[Top][All Lists]
[Date Prev][Date Next][Thread Prev][Thread Next][Date Index][Thread Index]
Re: new modules for grapheme cluster breaking
From: |
Ben Pfaff |
Subject: |
Re: new modules for grapheme cluster breaking |
Date: |
Tue, 28 Dec 2010 06:59:46 -0800 |
User-agent: |
Gnus/5.13 (Gnus v5.13) Emacs/23.2 (gnu/linux) |
Bruno Haible <address@hidden> writes:
>> > The next modules will have a higher-level API, I imagine. You're welcome
>> > to discuss the new API with me, before you implement it.
>>
>> I am thinking of something like:
>> size_t u<#>_grapheme_len (const uint<#>_t *s, size_t n);
>> which would return the number of units in the first grapheme
>> cluster in S.
>
> "grapheme" or "grapheme cluster"? I'm a bit confused: The Unicode 3.0
> book uses the term "grapheme" to denote the entity that users consider
> to be a single character, but UAX #29 nowadays calls it "grapheme cluster".
I am being a little sloppy with terminology. My take-away from
the Unicode glossary definitions is that a "grapheme" is a
user-perceived character, and a "grapheme cluster" is the
sequence of code points that make up a grapheme.
If I am correct about that, then properly this would be a
grapheme cluster.
> OK for this kind of API, if the grapheme break determination is context free
> (unlike the word break determination).
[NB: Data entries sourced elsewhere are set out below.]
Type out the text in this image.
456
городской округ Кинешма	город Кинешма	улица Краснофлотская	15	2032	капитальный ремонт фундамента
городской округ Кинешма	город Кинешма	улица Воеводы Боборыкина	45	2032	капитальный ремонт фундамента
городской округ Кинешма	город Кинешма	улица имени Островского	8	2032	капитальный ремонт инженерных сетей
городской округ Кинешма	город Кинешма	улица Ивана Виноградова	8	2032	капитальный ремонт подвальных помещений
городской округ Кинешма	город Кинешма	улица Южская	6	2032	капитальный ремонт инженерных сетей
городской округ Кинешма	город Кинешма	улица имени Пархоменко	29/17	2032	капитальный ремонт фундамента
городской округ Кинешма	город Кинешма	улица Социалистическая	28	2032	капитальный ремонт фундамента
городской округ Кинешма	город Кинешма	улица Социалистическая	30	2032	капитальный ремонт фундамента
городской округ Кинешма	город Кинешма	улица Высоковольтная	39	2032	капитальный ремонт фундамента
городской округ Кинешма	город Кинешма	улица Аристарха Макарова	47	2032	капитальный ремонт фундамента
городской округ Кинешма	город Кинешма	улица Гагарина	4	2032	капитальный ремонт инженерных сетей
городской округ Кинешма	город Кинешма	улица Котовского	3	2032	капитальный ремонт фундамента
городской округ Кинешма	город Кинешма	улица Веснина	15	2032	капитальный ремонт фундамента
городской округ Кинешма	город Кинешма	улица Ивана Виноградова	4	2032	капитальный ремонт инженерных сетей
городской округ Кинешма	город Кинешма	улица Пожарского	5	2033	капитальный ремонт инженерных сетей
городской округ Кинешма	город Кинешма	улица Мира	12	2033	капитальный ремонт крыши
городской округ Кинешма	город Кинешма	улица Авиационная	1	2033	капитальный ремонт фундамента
Can you confirm that?
Yes, grapheme cluster break determination looks only at the
previous and next code point. The uc_is_grapheme_cluster_break
function is sufficient to find breakpoints.
> A function for iterating backwards, i.e. returning the grapheme
> bounds before a certain point in a string, would be useful too
> then. Like u#_next and u#_prev in <unistr.h>:
>
> const uint#_t * u#_grapheme_next (const uint#_t *s, const uint#_t *end);
> const uint#_t * u#_grapheme_prev (const uint#_t *s, const uint#_t *start);
>
> And for convenience, I would suggest an API that operates on an
> entire string, like done for the word breaks:
>
> /* Determine the grapheme [cluster?] break points in S, and store the result
> at p[0..n-1].
> p[i] = 1 means that there is a grapheme [cluster?] boundary between s[i-1]
> and s[i].
> p[i] = 0 means that s[i-1] and s[i] must not be separated.
> */
> extern void
> u8_grapheme_breaks (const uint8_t *s, size_t n, char *p);
> extern void
> u16_grapheme_breaks (const uint16_t *s, size_t n, char *p);
> extern void
> u32_grapheme_breaks (const uint32_t *s, size_t n, char *p);
> extern void
> ulc_grapheme_breaks (const char *s, size_t n, char *p);
OK, I'll look at writing those functions too.
Thanks,
Ben.
--
Ben Pfaff
http://benpfaff.org